In the GWA meta-analysis, there were no association signals reaching the genome-wide significance (P-values <5 × 10−7). This GWA study is sufficiently powered to detect common risk alleles with GRR 2.0 (Supplementary Figure 1) so that there is less likely to be common and large-effect susceptibility loci contributing to the risk of endometriosis across the genome. On the other hand, common variants with modest and/or small effects might confer the disease risk, as an excess of associated SNPs with P-values <10−4 (36 SNPs observed vs 28 SNPs expected by chance) is observed in the GWA meta-analysis. To examine this possibility using GWA approaches, independent sets of larger case–control cohorts will be required.

Recently, Uno et al.30 have reported that rs10965325, which is located in CDKN2BAS on chromosome 9p21, is significantly associated with endometriosis in the Japanese population using a GWA study.
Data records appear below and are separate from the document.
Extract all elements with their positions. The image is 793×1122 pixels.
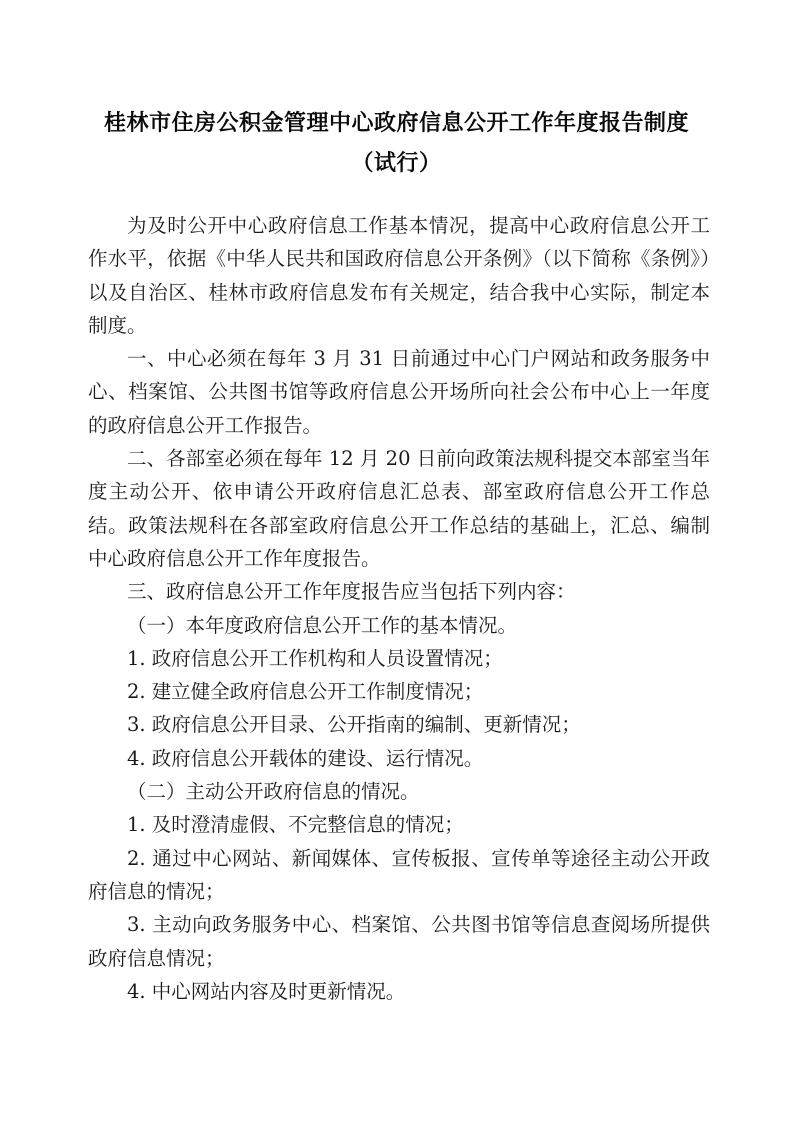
paragraph-sub-2-2: 2. 通过中心网站、新闻媒体、宣传板报、宣传单等途径主动公开政府信息的情况； [88, 842, 710, 909]
title-block: 桂林市住房公积金管理中心政府信息公开工作年度报告制度 （试行） [0, 0, 793, 184]
document-body: 为及时公开中心政府信息工作基本情况，提高中心政府信息公开工作水平，依据《中华人民… [88, 209, 710, 1008]
paragraph-sub-1-1: 1. 政府信息公开工作机构和人员设置情况； [88, 642, 710, 675]
document-subtitle: （试行） [0, 144, 793, 184]
paragraph-sub-1-3: 3. 政府信息公开目录、公开指南的编制、更新情况； [88, 708, 710, 741]
paragraph-sub-2-1: 1. 及时澄清虚假、不完整信息的情况； [88, 808, 710, 841]
paragraph-section-1: （一）本年度政府信息公开工作的基本情况。 [88, 609, 710, 642]
paragraph-sub-1-4: 4. 政府信息公开载体的建设、运行情况。 [88, 742, 710, 775]
paragraph-sub-2-4: 4. 中心网站内容及时更新情况。 [88, 975, 710, 1008]
paragraph-sub-2-3: 3. 主动向政务服务中心、档案馆、公共图书馆等信息查阅场所提供政府信息情况； [88, 908, 710, 975]
paragraph-sub-1-2: 2. 建立健全政府信息公开工作制度情况； [88, 675, 710, 708]
paragraph-section-2: （二）主动公开政府信息的情况。 [88, 775, 710, 808]
paragraph-item-3: 三、政府信息公开工作年度报告应当包括下列内容： [88, 575, 710, 608]
paragraph-item-1: 一、中心必须在每年 3 月 31 日前通过中心门户网站和政务服务中心、档案馆、公… [88, 342, 710, 442]
document-title: 桂林市住房公积金管理中心政府信息公开工作年度报告制度 [0, 104, 793, 144]
paragraph-intro: 为及时公开中心政府信息工作基本情况，提高中心政府信息公开工作水平，依据《中华人民… [88, 209, 710, 342]
paragraph-item-2: 二、各部室必须在每年 12 月 20 日前向政策法规科提交本部室当年度主动公开、… [88, 442, 710, 575]
document-page: 桂林市住房公积金管理中心政府信息公开工作年度报告制度 （试行） 为及时公开中心政… [0, 0, 793, 1122]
In our GWA analysis, SNP rs17761446, which is in perfect linkage disequilibrium with rs10965235 (D′=1, r2=1, HapMap JPT population (Phase III, Rel no. 2)), showed P-value=8.9 × 10−3 with summary OR=1.29 (95% CI, 1.10–1.48), suggesting the existence of an endometriosis susceptibility locus at 9p21.

For replication and GWA analysis with other cohorts, we provide a set of SNPs that are associated with endometriosis in the current meta-analysis at the significant level of P-value <10−4 (Table 4 and Supplementary Table 1). We also give another set of SNPs showing association at P-values <10−6 only in each cohort (Supplementary Table 2), although the SNPs have no significant summary ORs from the meta-analysis owing to large between-cohort heterogeneity. These SNPs might be regarded as candidates for future genetic studies. Among the SNPs listed, four of the top five SNPs with P-values <10−5 (Table 4) are mapped in and around IL1A on 2q13. The IL-1α encoded by IL1A is a member of the interleukin 1 cytokine family. This cytokine binds to the IL-1 receptor 1, acts as an agonist for the receptor and regulates production of other proinflammatory cytokines and chemokines that drive further inflammation.31 There is a general agreement that endometriosis is essentially a pelvic inflammatory process and these cytokines, including IL-1α, could be important for the development and progression of endometriosis. Kondera-Anasz et al.32 have found that IL-1α levels in peritoneal fluid and serum are higher in women with endometriosis than in women without the disease, and therefore this gene might be further regarded as a functional candidate. In any case, we hope that the SNP lists will be useful in an extensive search of susceptibility loci for endometriosis.

In summary, this is the GWA study to endometriosis in Japanese population. Our data may be still preliminary because it is a single meta-analysis GWA study with limited sample size. It will be necessary to conduct more detailed GWA investigations using independent sets of larger endometriosis cohorts in Japan and other countries with higher density platforms for genotyping common and rare alleles. Further genetic studies will expand our findings and provide specialized diagnostic options and approaches for the treatment of endometriosis.